「脇役の一流」宮本 本拠地神宮で2000安打達成

[ 2012年5月5日 06:00 ]

<ヤ・広>2回無死一塁、通算2000本安打を達成した宮本(中央)はナインから花束を贈られる

セ・リーグ ヤクルト8-4広島

(5月4日 神宮)
 超満員の神宮で決めた!ヤクルトの宮本慎也内野手(41)は4日、広島戦の2回に中前打を放ち史上40人目となる通算2000安打を達成した。41歳5カ月での到達は落合博満の41歳4カ月を上回る最年長記録。大学卒で社会人を経た選手では同じヤクルトの古田敦也に続いて2人目となった。「守備の人」から年齢を重ねるごとに打撃技術を進化させていった遅咲きの2000本打者。脇役の道を歩んできた男が大きな金字塔を打ち立てた。

 小雨が降る神宮。鋭いゴロの打球が中堅へ抜けていった。プロ18年目、1976試合目でたどり着いた通算2000安打。満員の3万3866人で埋まったスタンドから大歓声が湧き起こる中、宮本は一塁ベース上で両手を上げた。

 「ホッとしました。神宮で打てて幸せ。下が濡れていたので、投手の足元を狙ってセンター返し。基本通りできた」。

 王手をかけてから2試合目。2回無死一塁の第1打席で、1ボールから福井の137キロの外角低めの直球をはじき返した。大台に残り25本で臨んだシーズン。

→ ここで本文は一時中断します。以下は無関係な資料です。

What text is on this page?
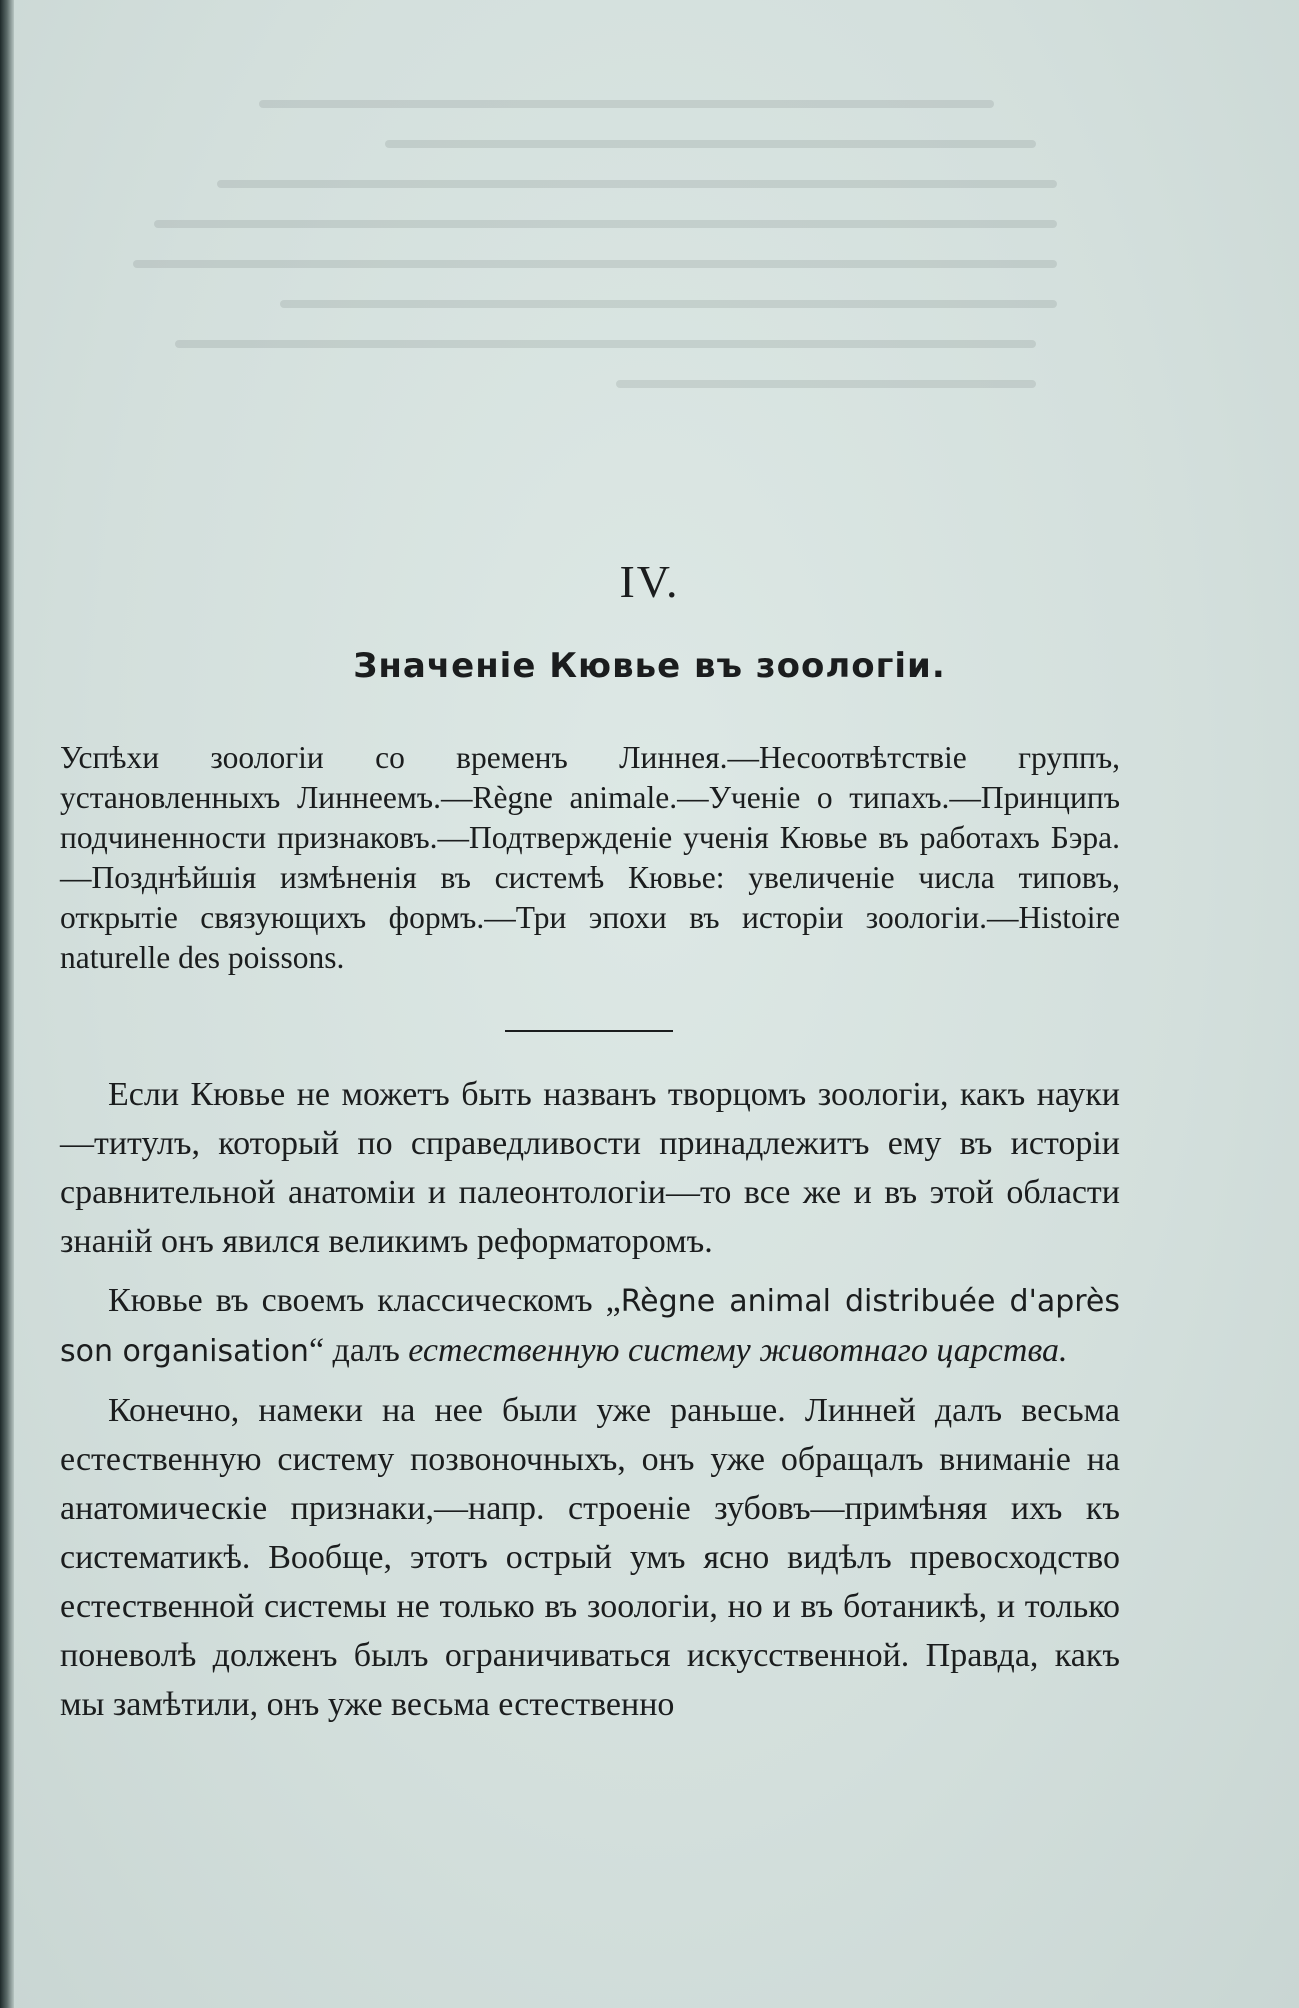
IV.
Значеніе Кювье въ зоологіи.
Успѣхи зоологіи со временъ Линнея.—Несоотвѣтствіе группъ, установленныхъ Линнеемъ.—Règne animale.—Ученіе о типахъ.—Принципъ подчиненности признаковъ.—Подтвержденіе ученія Кювье въ работахъ Бэра.—Позднѣйшія измѣненія въ системѣ Кювье: увеличеніе числа типовъ, открытіе связующихъ формъ.—Три эпохи въ исторіи зоологіи.—Histoire naturelle des poissons.

Если Кювье не можетъ быть названъ творцомъ зоологіи, какъ науки—титулъ, который по справедливости принадлежитъ ему въ исторіи сравнительной анатоміи и палеонтологіи—то все же и въ этой области знаній онъ явился великимъ реформаторомъ.

Кювье въ своемъ классическомъ „Règne animal distribuée d'après son organisation“ далъ естественную систему животнаго царства.

Конечно, намеки на нее были уже раньше. Линней далъ весьма естественную систему позвоночныхъ, онъ уже обращалъ вниманіе на анатомическіе признаки,—напр. строеніе зубовъ—примѣняя ихъ къ систематикѣ. Вообще, этотъ острый умъ ясно видѣлъ превосходство естественной системы не только въ зоологіи, но и въ ботаникѣ, и только поневолѣ долженъ былъ ограничиваться искусственной. Правда, какъ мы замѣтили, онъ уже весьма естественно
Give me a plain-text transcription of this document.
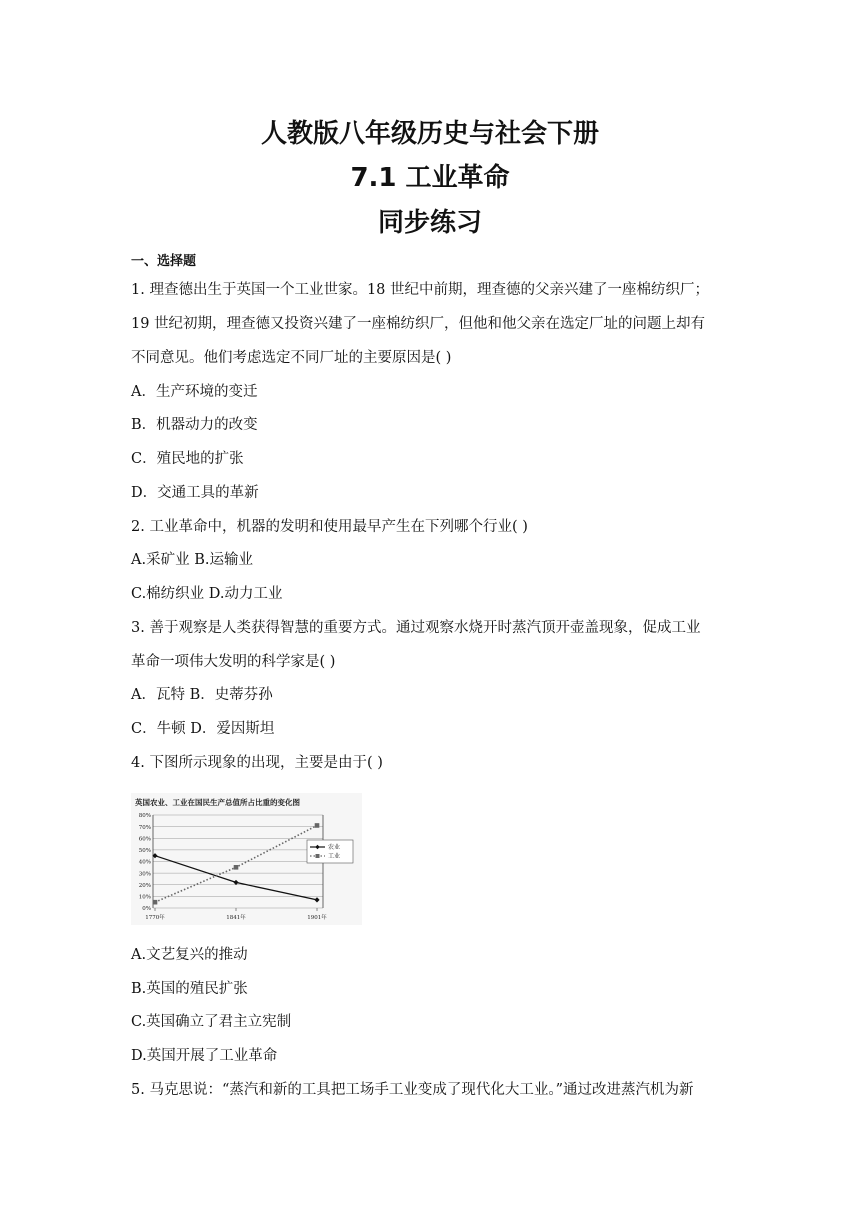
人教版八年级历史与社会下册
7.1 工业革命
同步练习
一、选择题
1. 理查德出生于英国一个工业世家。18 世纪中前期，理查德的父亲兴建了一座棉纺织厂；
19 世纪初期，理查德又投资兴建了一座棉纺织厂，但他和他父亲在选定厂址的问题上却有
不同意见。他们考虑选定不同厂址的主要原因是( )
A．生产环境的变迁
B．机器动力的改变
C．殖民地的扩张
D．交通工具的革新
2. 工业革命中，机器的发明和使用最早产生在下列哪个行业( )
A.采矿业 B.运输业
C.棉纺织业 D.动力工业
3. 善于观察是人类获得智慧的重要方式。通过观察水烧开时蒸汽顶开壶盖现象，促成工业
革命一项伟大发明的科学家是( )
A．瓦特 B．史蒂芬孙
C．牛顿 D．爱因斯坦
4. 下图所示现象的出现，主要是由于( )
英国农业、工业在国民生产总值所占比重的变化图
80%
70%
60%
50%
40%
30%
20%
10%
0%
1770年	1841年	1901年
农业
工业
A.文艺复兴的推动
B.英国的殖民扩张
C.英国确立了君主立宪制
D.英国开展了工业革命
5. 马克思说：“蒸汽和新的工具把工场手工业变成了现代化大工业。”通过改进蒸汽机为新
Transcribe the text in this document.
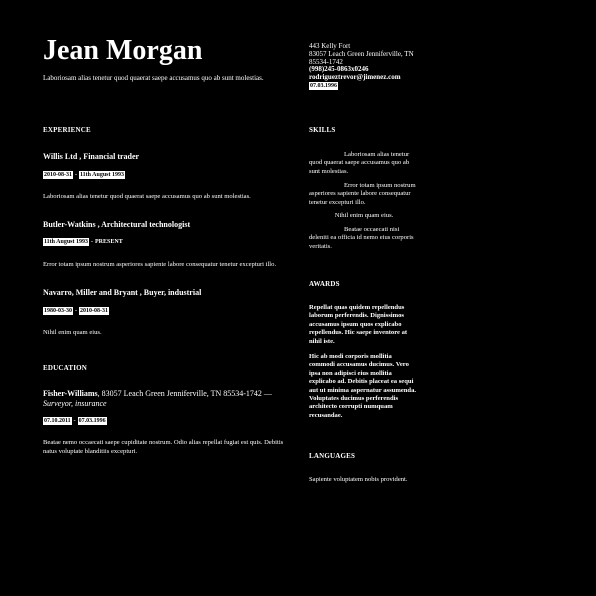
Jean Morgan
Laboriosam alias tenetur quod quaerat saepe accusamus quo ab sunt molestias.
443 Kelly Fort
83057 Leach Green Jenniferville, TN
85534-1742
(998)245-0863x0246
rodrigueztrevor@jimenez.com
07.03.1996
EXPERIENCE
Willis Ltd , Financial trader
2010-08-31 - 11th August 1993
Laboriosam alias tenetur quod quaerat saepe accusamus quo ab sunt molestias.
Butler-Watkins , Architectural technologist
11th August 1993 - PRESENT
Error totam ipsum nostrum asperiores sapiente labore consequatur tenetur excepturi illo.
Navarro, Miller and Bryant , Buyer, industrial
1980-03-30 - 2010-08-31
Nihil enim quam eius.
EDUCATION
Fisher-Williams, 83057 Leach Green Jenniferville, TN 85534-1742 —
Surveyor, insurance
07.10.2011 - 07.03.1996
Beatae nemo occaecati saepe cupiditate nostrum. Odio alias repellat fugiat est quis. Debitis natus voluptate blanditiis excepturi.
SKILLS
Laboriosam alias tenetur quod quaerat saepe accusamus quo ab sunt molestias.
Error totam ipsum nostrum asperiores sapiente labore consequatur tenetur excepturi illo.
Nihil enim quam eius.
Beatae occaecati nisi deleniti ea officia id nemo eius corporis veritatis.
AWARDS
Repellat quas quidem repellendus laborum perferendis. Dignissimos accusamus ipsum quos explicabo repellendus. Hic saepe inventore at nihil iste.
Hic ab modi corporis mollitia commodi accusamus ducimus. Vero ipsa non adipisci eius mollitia explicabo ad. Debitis placeat ea sequi aut ut minima aspernatur assumenda. Voluptates ducimus perferendis architecto corrupti numquam recusandae.
LANGUAGES
Sapiente voluptatem nobis provident.
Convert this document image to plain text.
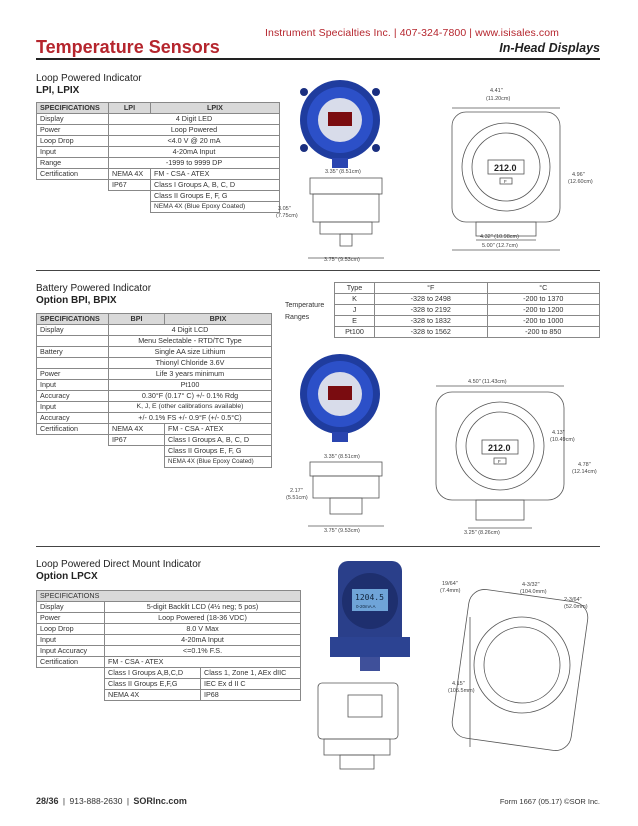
Instrument Specialties Inc. | 407-324-7800 | www.isisales.com
Temperature Sensors	In-Head Displays
Loop Powered Indicator
LPI, LPIX
SPECIFICATIONS	LPI	LPIX
Display	4 Digit LED	
Power	Loop Powered	
Loop Drop	<4.0 V @ 20 mA	
Input	4-20mA Input	
Range	-1999 to 9999 DP	
Certification	NEMA 4X	FM - CSA - ATEX
	IP67	Class I Groups A, B, C, D
		Class II Groups E, F, G
		NEMA 4X (Blue Epoxy Coated)
3.35" (8.51cm)
3.05"
(7.75cm)
3.75" (9.53cm)
212.0
F
4.41"
(11.20cm)
4.96"
(12.60cm)
4.32" (10.98cm)
5.00" (12.7cm)
Battery Powered Indicator
Option BPI, BPIX
SPECIFICATIONS	BPI	BPIX
Display	4 Digit LCD	
	Menu Selectable - RTD/TC Type	
Battery	Single AA size Lithium	
	Thionyl Chloride 3.6V	
Power	Life 3 years minimum	
Input	Pt100	
Accuracy	0.30°F (0.17° C) +/- 0.1% Rdg	
Input	K, J, E (other calibrations available)	
Accuracy	+/- 0.1% FS +/- 0.9°F (+/- 0.5°C)	
Certification	NEMA 4X	FM - CSA - ATEX
	IP67	Class I Groups A, B, C, D
		Class II Groups E, F, G
		NEMA 4X (Blue Epoxy Coated)
Temperature
Ranges
Type	°F	°C
K	-328 to 2498	-200 to 1370
J	-328 to 2192	-200 to 1200
E	-328 to 1832	-200 to 1000
Pt100	-328 to 1562	-200 to 850
3.35" (8.51cm)
2.17"
(5.51cm)
3.75" (9.53cm)
212.0
F
4.50" (11.43cm)
4.13"
(10.49cm)
4.78"
(12.14cm)
3.25" (8.26cm)
Loop Powered Direct Mount Indicator
Option LPCX
SPECIFICATIONS		
Display	5-digit Backlit LCD (4½ neg; 5 pos)	
Power	Loop Powered (18-36 VDC)	
Loop Drop	8.0 V Max	
Input	4-20mA Input	
Input Accuracy	<=0.1% F.S.	
Certification	FM - CSA - ATEX	
	Class I Groups A,B,C,D	Class 1, Zone 1, AEx dIIC
	Class II Groups E,F,G	IEC Ex d II C
	NEMA 4X	IP68
1204.5
0-20mA A
19/64"
(7.4mm)
4-3/32"
(104.0mm)
2-3/64"
(52.0mm)
4.15"
(105.5mm)
28/36 | 913-888-2630 | SORInc.com	Form 1667 (05.17) ©SOR Inc.
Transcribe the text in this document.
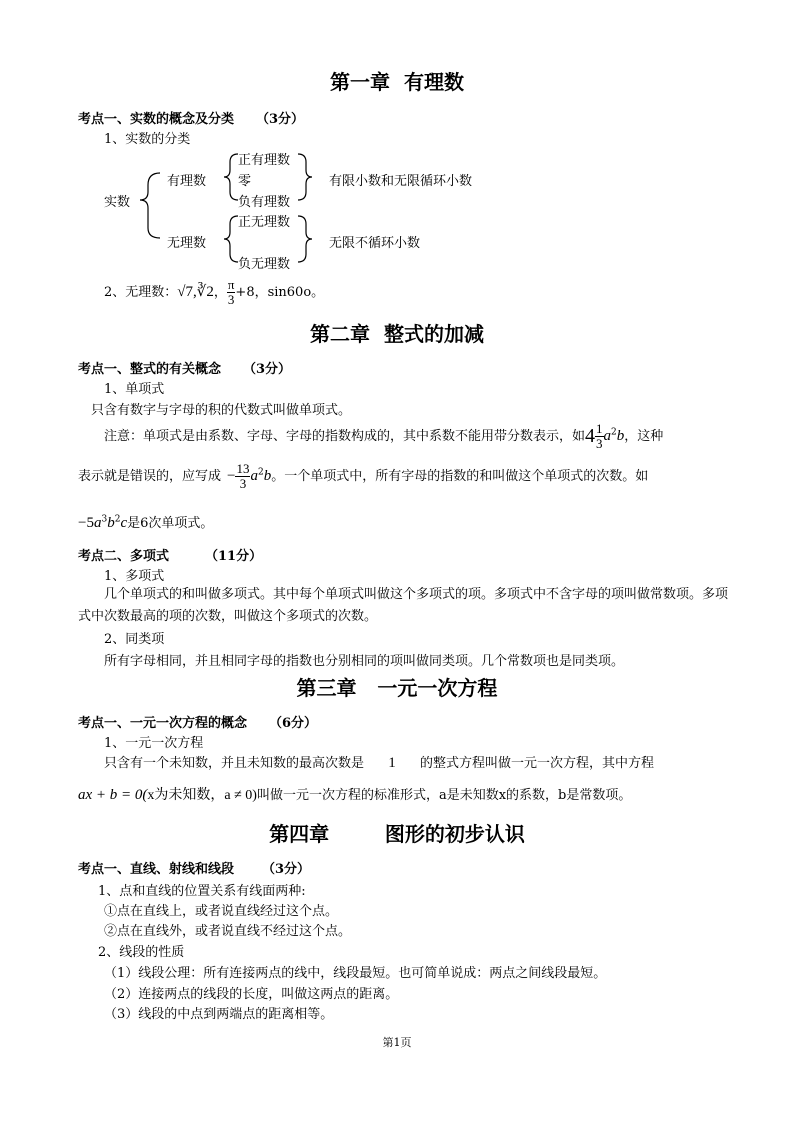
第一章  有理数
考点一、实数的概念及分类 （3分）
1、实数的分类
实数
有理数
正有理数
零
负有理数
有限小数和无限循环小数
无理数
正无理数
负无理数
无限不循环小数
2、无理数：√7,∛2， $\frac{\pi}{3} +8$，sin60o。
第二章  整式的加减
考点一、整式的有关概念 （3分）
1、单项式
只含有数字与字母的积的代数式叫做单项式。
注意：单项式是由系数、字母、字母的指数构成的，其中系数不能用带分数表示，如$4 \frac{1}{3} a^2b$，这种
表示就是错误的，应写成 − $\frac{13}{3} a^2b$。一个单项式中，所有字母的指数的和叫做这个单项式的次数。如
$-5a^3b^2c$是6次单项式。
考点二、多项式	（11分）
1、多项式
几个单项式的和叫做多项式。其中每个单项式叫做这个多项式的项。多项式中不含字母的项叫做常数项。多项式中次数最高的项的次数，叫做这个多项式的次数。
2、同类项
所有字母相同，并且相同字母的指数也分别相同的项叫做同类项。几个常数项也是同类项。
第三章   一元一次方程
考点一、一元一次方程的概念 （6分）
1、一元一次方程
只含有一个未知数，并且未知数的最高次数是 1 的整式方程叫做一元一次方程，其中方程
ax + b = 0(x为未知数，a ≠ 0)叫做一元一次方程的标准形式，a是未知数x的系数，b是常数项。
第四章        图形的初步认识
考点一、直线、射线和线段 （3分）
1、点和直线的位置关系有线面两种:
①点在直线上，或者说直线经过这个点。
②点在直线外，或者说直线不经过这个点。
2、线段的性质
（1）线段公理：所有连接两点的线中，线段最短。也可简单说成：两点之间线段最短。
（2）连接两点的线段的长度，叫做这两点的距离。
（3）线段的中点到两端点的距离相等。
第1页
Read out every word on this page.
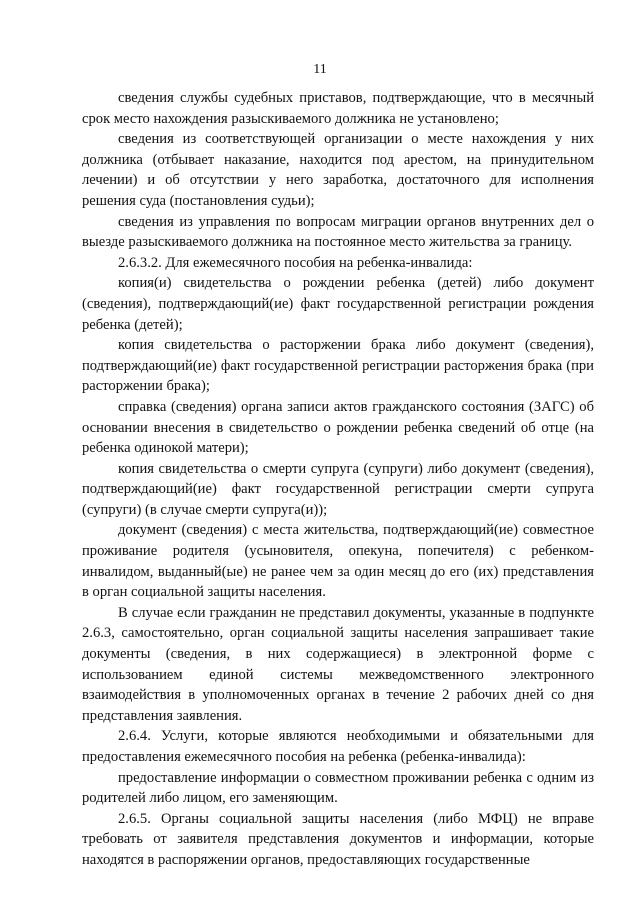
11

сведения службы судебных приставов, подтверждающие, что в месячный срок место нахождения разыскиваемого должника не установлено;

сведения из соответствующей организации о месте нахождения у них должника (отбывает наказание, находится под арестом, на принудительном лечении) и об отсутствии у него заработка, достаточного для исполнения решения суда (постановления судьи);

сведения из управления по вопросам миграции органов внутренних дел о выезде разыскиваемого должника на постоянное место жительства за границу.

2.6.3.2. Для ежемесячного пособия на ребенка-инвалида:

копия(и) свидетельства о рождении ребенка (детей) либо документ (сведения), подтверждающий(ие) факт государственной регистрации рождения ребенка (детей);

копия свидетельства о расторжении брака либо документ (сведения), подтверждающий(ие) факт государственной регистрации расторжения брака (при расторжении брака);

справка (сведения) органа записи актов гражданского состояния (ЗАГС) об основании внесения в свидетельство о рождении ребенка сведений об отце (на ребенка одинокой матери);

копия свидетельства о смерти супруга (супруги) либо документ (сведения), подтверждающий(ие) факт государственной регистрации смерти супруга (супруги) (в случае смерти супруга(и));

документ (сведения) с места жительства, подтверждающий(ие) совместное проживание родителя (усыновителя, опекуна, попечителя) с ребенком-инвалидом, выданный(ые) не ранее чем за один месяц до его (их) представления в орган социальной защиты населения.

В случае если гражданин не представил документы, указанные в подпункте 2.6.3, самостоятельно, орган социальной защиты населения запрашивает такие документы (сведения, в них содержащиеся) в электронной форме с использованием единой системы межведомственного электронного взаимодействия в уполномоченных органах в течение 2 рабочих дней со дня представления заявления.

2.6.4. Услуги, которые являются необходимыми и обязательными для предоставления ежемесячного пособия на ребенка (ребенка-инвалида):

предоставление информации о совместном проживании ребенка с одним из родителей либо лицом, его заменяющим.

2.6.5. Органы социальной защиты населения (либо МФЦ) не вправе требовать от заявителя представления документов и информации, которые находятся в распоряжении органов, предоставляющих государственные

「10本を切ってからは普通の精神状態じゃなかった」と言うが、宮本らしい単打で決めた。ヤクルトの選手が神宮で2000安打を達成するのは初めてだ。

 会見では自分のことを何度も「脇役」と言った。1メートル76と決して体格に恵まれたわけではない。本塁打があるわけでも、足が速いわけでもない。「まあ、脇役の一流にはなれているかと思いますけど…」と笑う。通算犠打は史上3位の391。制約の多い打順を任されることが多い中で安打を積み重ねていった。「主軸の方が2000本という数字(を達成する)と思っていたから、ここ2年くらいまで意識はなかった」とかみしめた。

 「脇役」から「脇役の一流」へ――。宮本の野球人生を支えてきたのは、強烈なキャプテンシーだ。常に考える。そしてナインの手抜きを許さない。優勝争いをした昨季は緩慢プレーをした中心選手の青木(現ブルワーズ)を叱責(しっせき)したこともあった。根本にあるのは優しさだ。

 座右の銘は「球道即人道」。PL学園の部訓だ。「野球と人生。どちらかを怠ると、どちらもダメになる」。だから若手には口を酸っぱくして言う。「日常生活から目配り、気配りをしろ」。例えば、電車に乗る。人の動きを観察する。次の動作はどうかを予測する。お年寄りには席を譲る。人間力、洞察力を磨く。一手先を読むことは野球にも通じると考える。

 宮本の人間力をさらに向上させたのが、04年のアテネ五輪。どちらかというと地味なイメージだった男が主将を任され、ひのき舞台に立った。長嶋茂雄監督からの指名。推薦した高木コーチ(現DeNAヘッド)は言う。「言葉に瞬発力があった」。長嶋監督が脳梗塞で倒れ、中畑ヘッド(現DeNA監督)が指揮。宮本は指揮官不在で不安なヘッドに言った。「この苦しみを一緒に味わいましょう」。覚悟がなければ言えないセリフだ。選手には「一生懸命やって負けたらしようがないじゃ俺は絶対許さない」。国を背負って戦う姿勢。妥協はなかった。08年北京五輪でも星野監督から主将に指名された。

 日本プロ野球選手会の会長も務めた。チームのために、球界のために、常に何ができるかを考えてきた。ここ数年、「引退」の二文字を口にするようになったが、宮本の「人間力」はまだチームには必要だ。「個人記録は終わった。みんなで一致団結して日本一を目指したい」。その視線は次の目標へと向けられていた。

 ◆宮本 慎也(みやもと・しんや)1970年(昭45)11月5日、大阪府吹田市生まれの41歳。PL学園では87年夏の甲子園に2年生で唯一出場し全国制覇に貢献。同大では2年春に関西学生リーグで首位打者。社会人野球のプリンスホテルを経て、94年ドラフト2位でヤクルトに入団。01年に67犠打でシーズン最多犠打の日本記録。ゴールデングラブ賞9度(遊撃6、三塁3)、昨年ベストナインを初受賞。1メートル76、82キロ。右投げ右打ち。